Cyber harcèlement, des vies détruites

Le 20 mai 2019

« Le cyberharcèlement ? On n’est qu’au début de l’histoire, prédit l’avocate Delphine Meillet, spécialisée en cybercriminalité. Je reçois de nouveaux dossiers tous les jours. Le harcèlement en ligne se pratique entre collègues de travail, entre ex-conjoints et, évidemment, entre ados. »

Un constat confirmé par un sondage Ifop (1) publié en février : 8 % de la population déclare « avoir été la cible d’attaques répétées en ligne ». Un chiffre qui monte à 22 % chez les 18-24 ans.

Remonter aux auteurs, une gageure

En théorie, les espaces virtuels n’échappent pas au Code pénal : un délit spécifique de « harcèlement en ligne », sanctionné de trois ans de prison, existe bien depuis 2014. En pratique, l’impunité reste de mise. Pour preuve, on ne recensait ainsi que 17 condamnations en 2017. Et pour cause, les magistrats ont le plus grand mal à identifier les internautes s’exprimant sous pseudo. « Nous dépendons totalement des plates-formes pour obtenir leur adresse IP. Sans réponse de leur part, nos enquêtes s’enlisent », déplore la magistrate Lucille Rouet.

À défaut d’obtenir gain de cause en justice, les victimes peuvent signaler aux réseaux sociaux les messages illicites les visant afin qu’ils soient retirés. Mais, là encore, les géants du Net ne jouent pas tous le jeu se réfugiant souvent derrière le droit américain – et sa lecture très extensive de la liberté d’expression – pour ne pas donner suite.

« L’appel de Christchurch », lancé à Paris le 15 mai avec l’aval de Facebook, Twitter ou Google va, certes, dans le bon sens. Mais les GAFA ne se sont engagés que sur un point : le retrait des contenus « terroristes et extrémistes violents », laissant de côté tous les autres messages haineux. Pas de quoi, donc, changer quoi que ce soit au fléau du harcèlement.

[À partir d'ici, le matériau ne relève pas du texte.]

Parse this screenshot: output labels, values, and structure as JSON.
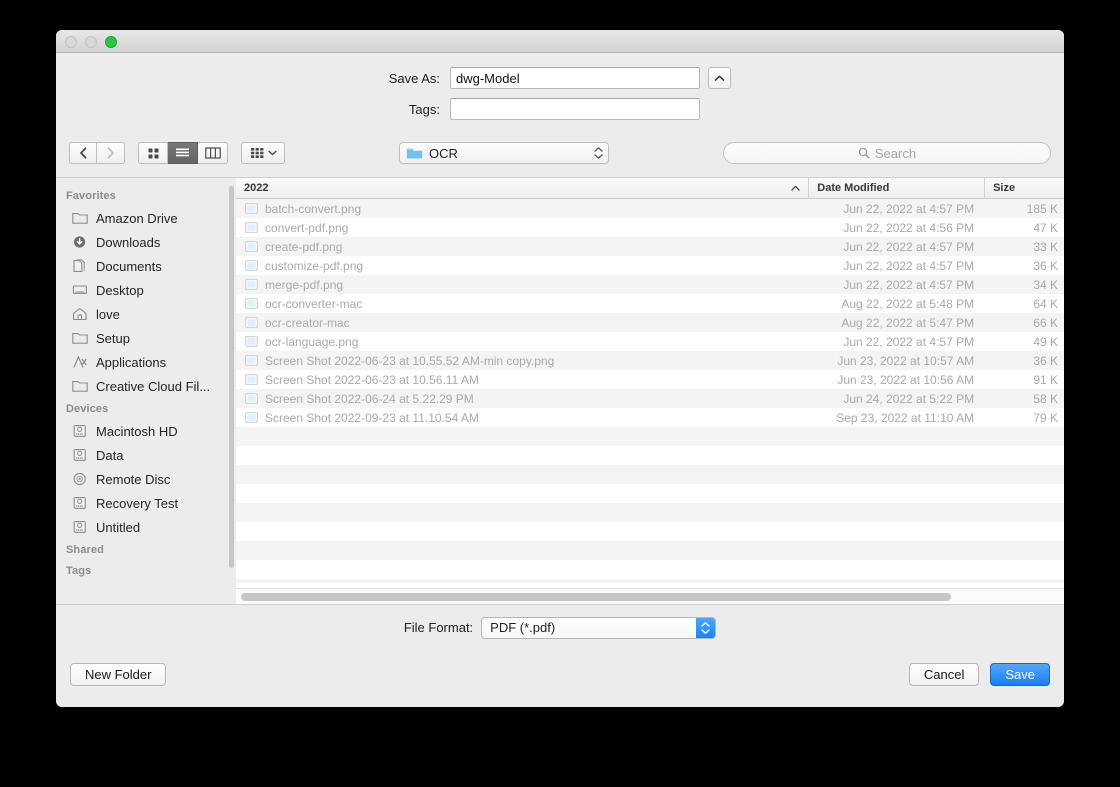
{
  "window": {
    "traffic_lights": [
      "close",
      "minimize",
      "zoom"
    ]
  },
  "form": {
    "save_as_label": "Save As:",
    "save_as_value": "dwg-Model",
    "tags_label": "Tags:",
    "tags_value": "",
    "tags_placeholder": "",
    "expand_icon": "chevron-up-icon"
  },
  "toolbar": {
    "back_icon": "chevron-left-icon",
    "forward_icon": "chevron-right-icon",
    "view_icon": "icon-view-icon",
    "view_list": "list-view-icon",
    "view_column": "column-view-icon",
    "arrange_icon": "arrange-by-icon",
    "location": "OCR",
    "location_icon": "folder-icon",
    "search_placeholder": "Search",
    "search_icon": "search-icon"
  },
  "sidebar": {
    "sections": [
      {
        "header": "Favorites",
        "items": [
          {
            "label": "Amazon Drive",
            "icon": "folder-icon"
          },
          {
            "label": "Downloads",
            "icon": "downloads-icon"
          },
          {
            "label": "Documents",
            "icon": "documents-icon"
          },
          {
            "label": "Desktop",
            "icon": "desktop-icon"
          },
          {
            "label": "love",
            "icon": "home-icon"
          },
          {
            "label": "Setup",
            "icon": "folder-icon"
          },
          {
            "label": "Applications",
            "icon": "applications-icon"
          },
          {
            "label": "Creative Cloud Fil...",
            "icon": "folder-icon"
          }
        ]
      },
      {
        "header": "Devices",
        "items": [
          {
            "label": "Macintosh HD",
            "icon": "harddisk-icon"
          },
          {
            "label": "Data",
            "icon": "harddisk-icon"
          },
          {
            "label": "Remote Disc",
            "icon": "disc-icon"
          },
          {
            "label": "Recovery Test",
            "icon": "harddisk-icon"
          },
          {
            "label": "Untitled",
            "icon": "harddisk-icon"
          }
        ]
      },
      {
        "header": "Shared",
        "items": []
      },
      {
        "header": "Tags",
        "items": []
      }
    ]
  },
  "filelist": {
    "columns": {
      "name": "2022",
      "date": "Date Modified",
      "size": "Size",
      "sort_icon": "sort-ascending-icon"
    },
    "rows": [
      {
        "name": "batch-convert.png",
        "date": "Jun 22, 2022 at 4:57 PM",
        "size": "185 K",
        "icon": "image-file-icon"
      },
      {
        "name": "convert-pdf.png",
        "date": "Jun 22, 2022 at 4:56 PM",
        "size": "47 K",
        "icon": "image-file-icon"
      },
      {
        "name": "create-pdf.png",
        "date": "Jun 22, 2022 at 4:57 PM",
        "size": "33 K",
        "icon": "image-file-icon"
      },
      {
        "name": "customize-pdf.png",
        "date": "Jun 22, 2022 at 4:57 PM",
        "size": "36 K",
        "icon": "image-file-icon"
      },
      {
        "name": "merge-pdf.png",
        "date": "Jun 22, 2022 at 4:57 PM",
        "size": "34 K",
        "icon": "image-file-icon"
      },
      {
        "name": "ocr-converter-mac",
        "date": "Aug 22, 2022 at 5:48 PM",
        "size": "64 K",
        "icon": "image-file-icon"
      },
      {
        "name": "ocr-creator-mac",
        "date": "Aug 22, 2022 at 5:47 PM",
        "size": "66 K",
        "icon": "image-file-icon"
      },
      {
        "name": "ocr-language.png",
        "date": "Jun 22, 2022 at 4:57 PM",
        "size": "49 K",
        "icon": "image-file-icon"
      },
      {
        "name": "Screen Shot 2022-06-23 at 10.55.52 AM-min copy.png",
        "date": "Jun 23, 2022 at 10:57 AM",
        "size": "36 K",
        "icon": "image-file-icon"
      },
      {
        "name": "Screen Shot 2022-06-23 at 10.56.11 AM",
        "date": "Jun 23, 2022 at 10:56 AM",
        "size": "91 K",
        "icon": "image-file-icon"
      },
      {
        "name": "Screen Shot 2022-06-24 at 5.22.29 PM",
        "date": "Jun 24, 2022 at 5:22 PM",
        "size": "58 K",
        "icon": "image-file-icon"
      },
      {
        "name": "Screen Shot 2022-09-23 at 11.10.54 AM",
        "date": "Sep 23, 2022 at 11:10 AM",
        "size": "79 K",
        "icon": "image-file-icon"
      }
    ],
    "empty_row_count": 9
  },
  "format": {
    "label": "File Format:",
    "value": "PDF (*.pdf)"
  },
  "buttons": {
    "new_folder": "New Folder",
    "cancel": "Cancel",
    "save": "Save"
  },
  "colors": {
    "accent": "#1b7ef3",
    "green_light": "#28c940",
    "folder_blue": "#6fc3ef",
    "disabled_text": "#a9a9a9"
  }
}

Responsabiliser les plates-formes

Côté français, la proposition de loi de la députée LREM Laetitia Avia – qui doit être débattue avant l’été – répond en partie au défi posé. Le texte exige par exemple des réseaux sociaux qu’ils fournissent impérativement aux enquêteurs l’identité des internautes recherchés. Il oblige par ailleurs les plates-formes en ligne à retirer dans les 24 heures « tout contenu comportant manifestement une incitation à la haine ou une injure discriminatoire », et ce sous peine d’une amende dissuasive. Reste à savoir si le texte, accueilli froidement par les géants du Web, sera voté en l’état… et si ces derniers se plieront aux exigences des juges.

Par-delà les réponses juridiques, voire judiciaires, reste la question de la prévention. Pour Lucille Rouet, « elle est d’autant plus fondamentale que le harcèlement en ligne gagne vraiment du terrain chez les jeunes ». Samuel Comblez, directeur de E-Enfance – dont la plate-forme Net écoute gère plus de 10 000 appels par an – plaide en faveur d’une vaste campagne de sensibilisation : « Internet, c’est la vraie vie, assure-t-il. Ce qui se dit les réseaux sociaux ne flotte sur la Toile de manière éthérée, cela peut détruire des vies. » Les trois témoignages suivants en font état.

« 25 000 tweets en 48 heures, c’est d’une incroyable violence »

Nicolas Hénin, ex-otage de Daech et spécialiste de la lutte contre le terrorisme

« J’appelle à ce que vous vous fassiez égorger », « On aurait dû te laisser crever chez Daech », « C’est lui qui mérite l’exécution ». Voilà quelques-uns des messages reçus en début d’année par Nicolas Hénin, ex-otage de Daech et aujourd’hui spécialiste en conseil sur la lutte contre le terrorisme. « J’ai reçu 25 000 tweets de menaces ou d’injures en l’espace de 48 heures. C’est d’une incroyable violence. » Un déferlement de haine après la dénonciation, par l’intéressé, des propos du père d’une victime du Bataclan qui venait d’appeler à ce qu’on fusille les djihadistes à leur retour en France. « Après ce signalement, j’ai fait face à un raid numérique massif et parfaitement coordonné. Certains tweets menaçants utilisaient des photos de mes enfants. Pour mon épouse, ça a été extrêmement dur à encaisser. Être ainsi pris pour cible, c’est très éprouvant ». Pudique, il n’en dira pas plus. Impossible de savoir si ces menaces seront, ou non, mises à exécution. Nicolas Hénin ne veut pas y croire mais ajoute, tout de même : « Je m’attends à ce qu’un jour à l’autre, on me casse la figure dans la rue ».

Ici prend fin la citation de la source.